Continuing to develop the idea that social reasoning adds to Hutter’s Universal Artificial Intelligence model, below is his basic layout for agents and environments:
A few definitions: The Agent (p) is a Turing machine that consists of a working tape and an algorithm that can move the tape left or right, read a symbol from the tape, write a symbol to the tape, and transition through a finite number of internal states as held in a table. That is all that is needed to be a Turing machine and Turing machines can compute like our every day notion of a computer. Formally, there are bounds to what they can compute (for instance, whether any given program consisting of the symbols on the tape will stop at some point or will run forever without stopping (this is the so-called “halting problem“). But it suffices to think of the Turing machine as a general-purpose logical machine in that all of its outputs are determined by a sequence of state changes that follow from the sequence of inputs and transformations expressed in the state table. There is no magic here.

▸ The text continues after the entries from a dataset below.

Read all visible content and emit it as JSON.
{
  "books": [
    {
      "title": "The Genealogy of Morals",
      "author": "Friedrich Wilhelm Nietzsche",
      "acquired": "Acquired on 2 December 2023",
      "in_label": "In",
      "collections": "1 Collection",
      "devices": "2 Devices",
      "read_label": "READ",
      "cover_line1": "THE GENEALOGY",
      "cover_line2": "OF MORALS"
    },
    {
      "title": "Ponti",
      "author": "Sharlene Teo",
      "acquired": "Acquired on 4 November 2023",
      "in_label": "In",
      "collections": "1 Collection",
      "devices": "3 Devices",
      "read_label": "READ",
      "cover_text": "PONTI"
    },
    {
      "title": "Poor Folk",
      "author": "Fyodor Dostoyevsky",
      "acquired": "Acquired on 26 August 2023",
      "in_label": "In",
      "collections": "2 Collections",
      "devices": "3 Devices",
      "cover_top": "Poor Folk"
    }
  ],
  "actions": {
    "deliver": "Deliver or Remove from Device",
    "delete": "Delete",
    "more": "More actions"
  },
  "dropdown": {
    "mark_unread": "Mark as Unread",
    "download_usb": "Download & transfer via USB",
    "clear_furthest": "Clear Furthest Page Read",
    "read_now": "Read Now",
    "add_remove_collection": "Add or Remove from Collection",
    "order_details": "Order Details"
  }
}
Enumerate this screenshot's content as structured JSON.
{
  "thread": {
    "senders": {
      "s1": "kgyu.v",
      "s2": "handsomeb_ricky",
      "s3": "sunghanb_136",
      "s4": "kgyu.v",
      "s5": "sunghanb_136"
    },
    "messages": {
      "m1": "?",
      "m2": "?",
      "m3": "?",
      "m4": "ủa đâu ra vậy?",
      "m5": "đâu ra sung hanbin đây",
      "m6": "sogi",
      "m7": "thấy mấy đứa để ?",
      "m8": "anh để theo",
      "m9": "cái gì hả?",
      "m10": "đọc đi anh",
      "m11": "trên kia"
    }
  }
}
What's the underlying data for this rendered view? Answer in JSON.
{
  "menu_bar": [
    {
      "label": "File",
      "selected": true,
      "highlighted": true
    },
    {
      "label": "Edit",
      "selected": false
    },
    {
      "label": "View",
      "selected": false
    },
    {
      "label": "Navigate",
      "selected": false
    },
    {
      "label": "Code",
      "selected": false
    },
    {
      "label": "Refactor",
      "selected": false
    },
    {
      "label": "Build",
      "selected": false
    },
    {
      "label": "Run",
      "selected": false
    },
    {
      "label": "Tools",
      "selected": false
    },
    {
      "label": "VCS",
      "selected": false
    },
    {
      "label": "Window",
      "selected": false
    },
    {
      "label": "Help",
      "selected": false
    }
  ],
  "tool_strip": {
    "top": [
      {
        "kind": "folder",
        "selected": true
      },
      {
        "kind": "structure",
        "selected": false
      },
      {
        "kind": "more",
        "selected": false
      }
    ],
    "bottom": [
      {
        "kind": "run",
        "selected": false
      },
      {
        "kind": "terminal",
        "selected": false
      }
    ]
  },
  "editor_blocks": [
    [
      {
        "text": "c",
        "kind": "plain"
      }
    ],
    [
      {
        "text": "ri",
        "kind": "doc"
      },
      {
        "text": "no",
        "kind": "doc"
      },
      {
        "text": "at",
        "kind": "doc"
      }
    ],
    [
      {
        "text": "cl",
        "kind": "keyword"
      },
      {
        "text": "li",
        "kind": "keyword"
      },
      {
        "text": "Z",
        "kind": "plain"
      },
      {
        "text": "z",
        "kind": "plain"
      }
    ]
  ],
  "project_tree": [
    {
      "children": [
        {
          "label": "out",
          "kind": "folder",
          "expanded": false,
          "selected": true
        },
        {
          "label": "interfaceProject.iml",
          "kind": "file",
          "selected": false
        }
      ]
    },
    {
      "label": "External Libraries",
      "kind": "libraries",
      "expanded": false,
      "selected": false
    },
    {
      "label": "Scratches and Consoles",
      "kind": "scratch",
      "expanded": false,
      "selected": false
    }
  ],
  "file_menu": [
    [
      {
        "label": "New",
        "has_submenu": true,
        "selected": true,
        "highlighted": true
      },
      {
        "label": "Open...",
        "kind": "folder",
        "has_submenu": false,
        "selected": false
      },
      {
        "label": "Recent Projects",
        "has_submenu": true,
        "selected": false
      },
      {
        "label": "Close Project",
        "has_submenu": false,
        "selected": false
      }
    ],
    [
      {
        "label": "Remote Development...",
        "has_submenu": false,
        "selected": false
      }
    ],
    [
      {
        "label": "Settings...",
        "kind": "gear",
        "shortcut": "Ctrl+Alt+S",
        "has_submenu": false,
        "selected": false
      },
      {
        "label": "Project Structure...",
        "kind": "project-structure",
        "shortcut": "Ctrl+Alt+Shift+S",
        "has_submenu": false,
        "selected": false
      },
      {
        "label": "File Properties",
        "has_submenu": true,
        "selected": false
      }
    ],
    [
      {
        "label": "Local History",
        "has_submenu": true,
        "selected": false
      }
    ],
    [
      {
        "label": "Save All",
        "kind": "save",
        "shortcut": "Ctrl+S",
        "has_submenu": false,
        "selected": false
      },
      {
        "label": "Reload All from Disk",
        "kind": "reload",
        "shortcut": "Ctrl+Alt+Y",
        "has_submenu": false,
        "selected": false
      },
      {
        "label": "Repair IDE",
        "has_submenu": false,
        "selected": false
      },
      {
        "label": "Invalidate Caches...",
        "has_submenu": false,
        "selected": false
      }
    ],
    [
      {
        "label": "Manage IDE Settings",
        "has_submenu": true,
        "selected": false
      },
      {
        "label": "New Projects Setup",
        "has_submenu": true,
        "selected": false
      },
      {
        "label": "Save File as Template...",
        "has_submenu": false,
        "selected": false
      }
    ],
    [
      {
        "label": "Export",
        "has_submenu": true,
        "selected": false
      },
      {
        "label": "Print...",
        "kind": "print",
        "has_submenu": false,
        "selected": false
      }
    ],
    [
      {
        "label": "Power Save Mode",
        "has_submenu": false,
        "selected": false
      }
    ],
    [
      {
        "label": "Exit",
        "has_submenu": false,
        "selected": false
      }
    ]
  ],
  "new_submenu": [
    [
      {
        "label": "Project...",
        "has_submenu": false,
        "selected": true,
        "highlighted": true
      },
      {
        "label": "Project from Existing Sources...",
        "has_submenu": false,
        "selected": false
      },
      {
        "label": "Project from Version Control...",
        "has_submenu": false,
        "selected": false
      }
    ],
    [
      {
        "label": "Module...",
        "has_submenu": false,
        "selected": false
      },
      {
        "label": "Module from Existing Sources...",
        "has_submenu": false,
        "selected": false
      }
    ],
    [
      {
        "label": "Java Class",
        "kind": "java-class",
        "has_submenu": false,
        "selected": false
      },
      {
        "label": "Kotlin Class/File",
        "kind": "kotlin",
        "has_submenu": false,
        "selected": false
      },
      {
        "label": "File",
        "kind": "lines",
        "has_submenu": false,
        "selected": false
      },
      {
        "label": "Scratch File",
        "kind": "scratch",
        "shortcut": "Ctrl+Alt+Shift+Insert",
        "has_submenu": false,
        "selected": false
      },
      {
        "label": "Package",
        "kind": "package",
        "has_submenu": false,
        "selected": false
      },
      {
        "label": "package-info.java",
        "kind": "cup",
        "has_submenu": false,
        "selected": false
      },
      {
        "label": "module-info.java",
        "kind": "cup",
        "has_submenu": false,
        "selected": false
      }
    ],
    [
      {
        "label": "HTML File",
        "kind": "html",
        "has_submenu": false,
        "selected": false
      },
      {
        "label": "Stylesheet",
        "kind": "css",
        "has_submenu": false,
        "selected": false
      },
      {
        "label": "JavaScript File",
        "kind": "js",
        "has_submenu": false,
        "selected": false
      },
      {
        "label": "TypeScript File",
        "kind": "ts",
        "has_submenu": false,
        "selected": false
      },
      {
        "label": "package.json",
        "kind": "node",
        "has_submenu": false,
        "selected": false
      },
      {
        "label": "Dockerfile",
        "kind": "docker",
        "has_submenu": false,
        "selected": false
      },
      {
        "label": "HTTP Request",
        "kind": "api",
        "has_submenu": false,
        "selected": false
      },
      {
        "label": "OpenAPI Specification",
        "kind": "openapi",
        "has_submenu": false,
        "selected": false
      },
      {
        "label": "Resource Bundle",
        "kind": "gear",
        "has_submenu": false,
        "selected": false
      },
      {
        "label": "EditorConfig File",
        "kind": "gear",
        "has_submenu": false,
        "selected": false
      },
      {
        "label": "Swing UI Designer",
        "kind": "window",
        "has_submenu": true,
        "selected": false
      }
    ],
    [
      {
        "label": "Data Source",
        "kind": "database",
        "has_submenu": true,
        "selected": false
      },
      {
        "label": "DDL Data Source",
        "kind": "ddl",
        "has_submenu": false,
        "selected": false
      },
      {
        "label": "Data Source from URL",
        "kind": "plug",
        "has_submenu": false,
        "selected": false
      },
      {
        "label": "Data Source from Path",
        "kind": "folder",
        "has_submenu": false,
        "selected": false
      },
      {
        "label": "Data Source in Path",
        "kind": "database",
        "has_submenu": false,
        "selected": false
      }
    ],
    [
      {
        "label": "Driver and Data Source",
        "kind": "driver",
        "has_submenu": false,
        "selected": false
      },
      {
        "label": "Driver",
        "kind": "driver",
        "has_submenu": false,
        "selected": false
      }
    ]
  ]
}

Hutter then couples the agent to a representation of the environment, also expressed by a Turing machine (after all, the environment is likely deterministic), and has the output symbols of the agent consumed by the environment (y) which, in turn, outputs the results of the agent’s interaction with it as a series of rewards (r) and environment signals (x), that are consumed by agent once again.
Where this gets interesting is that the agent is trying to maximize the reward signal which implies that the combined predictive model must convert all the history accumulated at one point in time into an optimal predictor. This is accomplished by minimizing the behavioral error and behavioral error is best minimized by choosing the shortest program that also predicts the history. By doing so, you simultaneously reduce the brittleness of the model to future changes in the environment.
So far, so good. But this is just one agent coupled to the environment. If we have two agents competing against one another, we can treat each as the environment for the other and the mathematics is largely unchanged (see Hutter, pp. 36-37 for the treatment of strategic games via Nash equilibria and minimax). However, for non-competitive multi-agent simulations operating against the same environment there is a unique opportunity if the agents are sampling different parts of the environmental signal. So, let’s change the model to look as follows:
Now, each agent is sampling different parts of the output symbols generated by the environment (as well as the utility score, r). We assume that there is a rate difference between the agents input symbols and the environmental output symbols, but this is not particularly hard to model: as part of the input process, the agents’ state table just passes over N symbols, where N is the number of the agent, for instance. The resulting agents will still be Hutter-optimal with regard to the symbol sequences that they do process, and will generate outputs over time that maximize the additive utility of the reward signal, but they are no longer each maximizing the complete signal. Indeed, the relative quality of the individual agents is directly proportional to the quantity of the input symbol stream that they can consume.
Overcoming this limitation has an obvious fix: share the working tape between the individual agents:
Then, each agent can record not only their states on the tape, but can also consume the states of the other agents. The tape becomes an extended memory or a shared theory about the environment. Formally, I don’t believe there is any difference between this and the single agent model because, like multihead Turing machines, the sequence of moves and actions can be collapsed to a single table and a single tape insofar as the entire environmental signal is available to all of the agents (or their concatenated form). Instead the value lies in consideration of what a multi-agent system implies concerning shared meaning and the value of coordination: for any real environment, perfect coupling between a single agent and that environment is an unrealistic simplification. And shared communication and shared modeling translates into an expansion of the individual agent’s model of the universe into greater individual reward and, as a side-effect, group reward as well.